= Australian Economics and Business Studies Competition =

The Australian Economics and Business Studies Competition is an annual event aimed to assess students on their knowledge and understanding of economic and business theories. The Competition involves the participation of over 15,000 secondary students from more than 900 schools. The coordination of the Competition is performed by a non-profit organisation, the Organising Committee from the Australian School of Business at the University of New South Wales. The Organisation and its activities are undertaken entirely by students on a voluntary basis with generous support from the University.

== History ==
The Australian Economics Competition was first launched in New South Wales in 1991, and has since grown significantly to become one of the most recognised competitions of its kind. In 1996, due to overwhelming popularity, the competition expanded nationally, with students participating from all states and territories in Australia.

Since its introduction in 1999, the Australian Business Studies Competition has also experienced significant popularity and growth. In 2013, close to 10,000 high students from all states and territories across Australia took part in both Competitions, and in 2014, the Competition had its 23rd anniversary.

With the support of the University of Auckland, in 1997, students from New Zealand were invited to participate in the Economics Competition for the first time, with their involvement growing considerably from those earlier years. In later years, the competition continued to attract high school students from Tonga, Malaysia, Indonesia and Singapore.

== Format ==
Both competitions consist of 40 multiple choice questions, each with 4 choices, and points are gained or deducted for correct and incorrect responses respectively. All questions are of equal value. Each student will start off with ten marks. One mark will be awarded for each correct response, whilst each incorrect response will attract a one quarter mark penalty to discourage random guessing. Unattempted questions score zero. This gives a total mark ranging from 0 to 50.

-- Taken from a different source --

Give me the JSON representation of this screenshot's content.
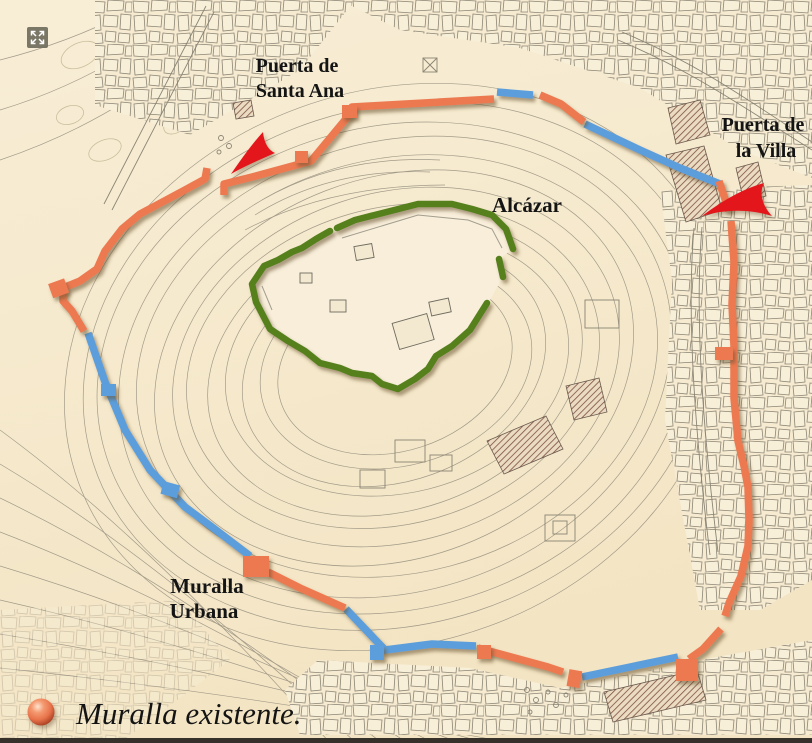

The Competitions have a total duration of 50 minutes, and take place within each school, under strict examination conditions and supervision. No calculators or rulers are allowed during the competitions.

== Syllabus ==
The competition questions are set in conjunction with academics from the University of New South Wales. The competitions aim to provide a set of interesting and challenging questions to encourage and stimulate discussions amongst students and teachers, and encourages awareness of the current economics, business and political environment. These questions are not explicitly aimed at meeting the Australian Economics and Business Studies high school examination syllabi, but will stretch students in their understanding of those topics.

== Awards system ==
Awards and prizes for both Competitions are in two divisions: Year 11 and below, and Year 12. In each division, awards are allocated on a statewide basis as follows:
- High Distinction – Top 5%
- Distinction – Next 15% (top 5-20%)
- Credit – Next 30% (top 20-50%)
- Participation- For all other students

All participating students receive a certificate signed by a representative from the University of New South Wales. In addition, top students from each division receive monetary prize(s). The prizes are $50, $75, $100 and $200 for each of the State Winners. The overall National Winner(s) receive $400. State and National Winners also receive engraved trophies.